Giant surfactants were synthesized following the developed sequential click reactions with modifications, as described in refs. 30–32. More details on the molecular design and synthesis are provided in SI Appendix, section 1.

Characterization.

SAXS experiments were performed on a Rigaku MicroMax 002+ instrument equipped with a 2D multiwire area detector and a microfocus sealed copper tube. BF TEM images of the thin-slice samples were recorded on a JEOL-1230 TEM with an accelerating voltage of 120 kV on a digital CCD camera. More details on the characterization are provided in SI Appendix, section 1.

Fourier Filtering.

Fourier filtering of the TEM image was carried out following the method reported in ref. 19. More details on the Fourier filtering are provided in SI Appendix, section 1.

Sample Preparation.

Samples with self-assembled nanostructures for SAXS experiments were prepared by putting the vacuum-dried samples into an aluminum sample holder (15 mm × 10 mm × 1 mm) with a hole (5 mm in diameter) in the center. The sample holders were sealed with Kapton tapes, heated to 150 °C under nitrogen atmosphere, and annealed at that temperature for 30 min to several hours. Development of the ordered structures was monitored by SAXS measurements.
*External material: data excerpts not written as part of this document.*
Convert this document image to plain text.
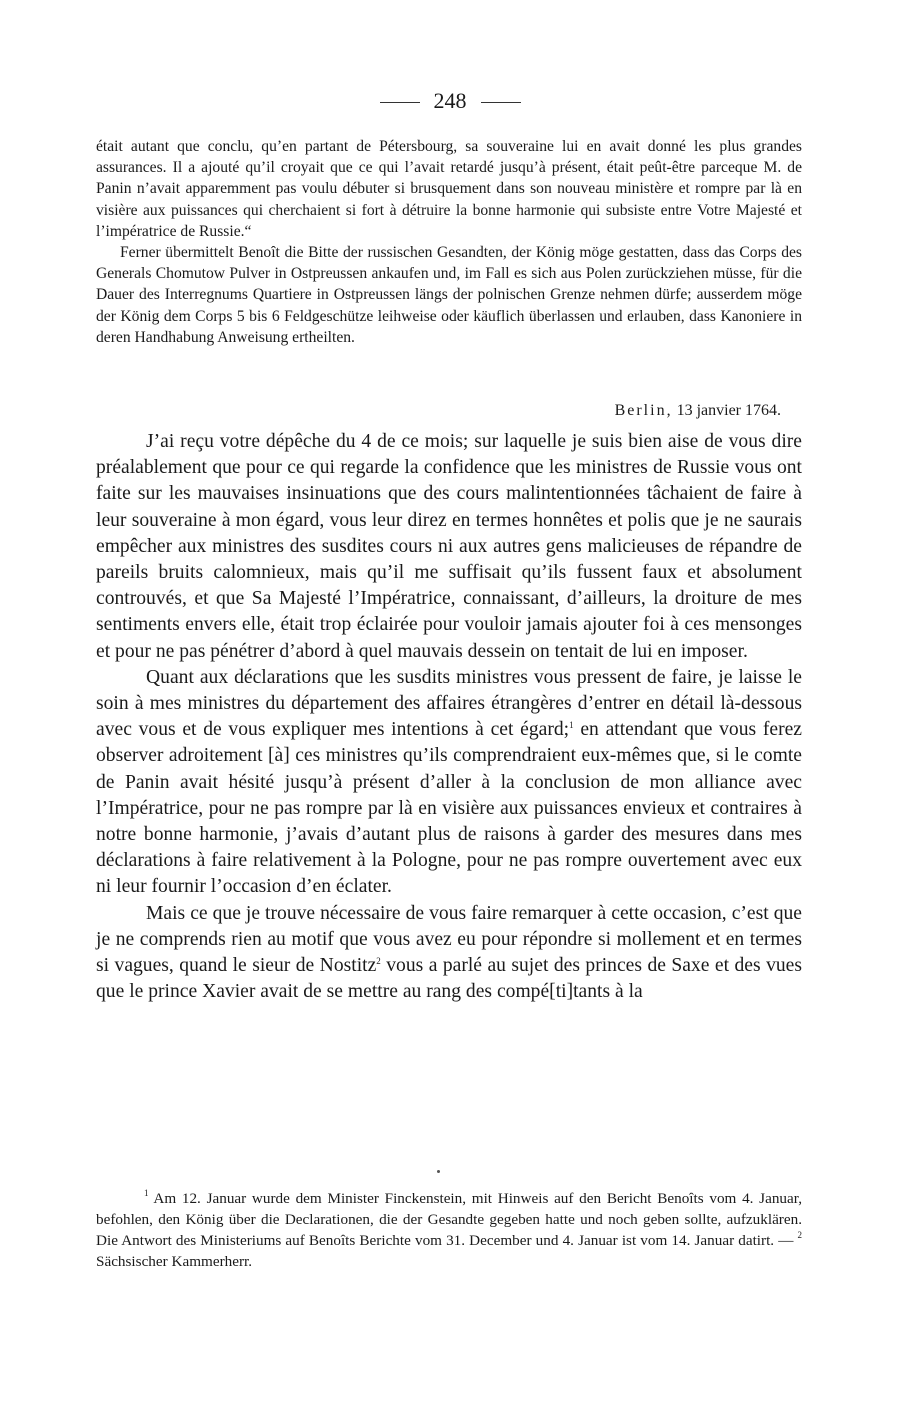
248

était autant que conclu, qu’en partant de Pétersbourg, sa souveraine lui en avait donné les plus grandes assurances. Il a ajouté qu’il croyait que ce qui l’avait retardé jusqu’à présent, était peût-être parceque M. de Panin n’avait apparemment pas voulu débuter si brusquement dans son nouveau ministère et rompre par là en visière aux puissances qui cherchaient si fort à détruire la bonne harmonie qui subsiste entre Votre Majesté et l’impératrice de Russie.“

Ferner übermittelt Benoît die Bitte der russischen Gesandten, der König möge gestatten, dass das Corps des Generals Chomutow Pulver in Ostpreussen ankaufen und, im Fall es sich aus Polen zurückziehen müsse, für die Dauer des Interregnums Quartiere in Ostpreussen längs der polnischen Grenze nehmen dürfe; ausserdem möge der König dem Corps 5 bis 6 Feldgeschütze leihweise oder käuflich überlassen und erlauben, dass Kanoniere in deren Handhabung Anweisung ertheilten.

Berlin, 13 janvier 1764.

J’ai reçu votre dépêche du 4 de ce mois; sur laquelle je suis bien aise de vous dire préalablement que pour ce qui regarde la confidence que les ministres de Russie vous ont faite sur les mauvaises insinuations que des cours malintentionnées tâchaient de faire à leur souveraine à mon égard, vous leur direz en termes honnêtes et polis que je ne saurais empêcher aux ministres des susdites cours ni aux autres gens malicieuses de répandre de pareils bruits calomnieux, mais qu’il me suffisait qu’ils fussent faux et absolument controuvés, et que Sa Majesté l’Impératrice, connaissant, d’ailleurs, la droiture de mes sentiments envers elle, était trop éclairée pour vouloir jamais ajouter foi à ces mensonges et pour ne pas pénétrer d’abord à quel mauvais dessein on tentait de lui en imposer.

Quant aux déclarations que les susdits ministres vous pressent de faire, je laisse le soin à mes ministres du département des affaires étrangères d’entrer en détail là-dessous avec vous et de vous expliquer mes intentions à cet égard;$^1$ en attendant que vous ferez observer adroitement [à] ces ministres qu’ils comprendraient eux-mêmes que, si le comte de Panin avait hésité jusqu’à présent d’aller à la conclusion de mon alliance avec l’Impératrice, pour ne pas rompre par là en visière aux puissances envieux et contraires à notre bonne harmonie, j’avais d’autant plus de raisons à garder des mesures dans mes déclarations à faire relativement à la Pologne, pour ne pas rompre ouvertement avec eux ni leur fournir l’occasion d’en éclater.

Mais ce que je trouve nécessaire de vous faire remarquer à cette occasion, c’est que je ne comprends rien au motif que vous avez eu pour répondre si mollement et en termes si vagues, quand le sieur de Nostitz$^2$ vous a parlé au sujet des princes de Saxe et des vues que le prince Xavier avait de se mettre au rang des compé[ti]tants à la

$^1$ Am 12. Januar wurde dem Minister Finckenstein, mit Hinweis auf den Bericht Benoîts vom 4. Januar, befohlen, den König über die Declarationen, die der Gesandte gegeben hatte und noch geben sollte, aufzuklären. Die Antwort des Ministeriums auf Benoîts Berichte vom 31. December und 4. Januar ist vom 14. Januar datirt. — $^2$ Sächsischer Kammerherr.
Thin slices of the annealed samples were obtained from unoriented samples that embedded in epoxy monolith at room temperature by using a Leica EM UC7 Ultracryomicrotome equipped with a Diatome Cryo diamond knife. Thin slices were subsequently transferred to copper grids coated with amorphous carbon for TEM experiments. Typical thickness of the slices was 70–100 nm. In most cases, staining is not necessary for the microtomed samples due to the strong electron density contrast between DPOSS cages and PS chains. Whenever necessary, staining of the thin slice samples was performed by using OsO₄ for the DPOSS cages at room temperature for 12 h.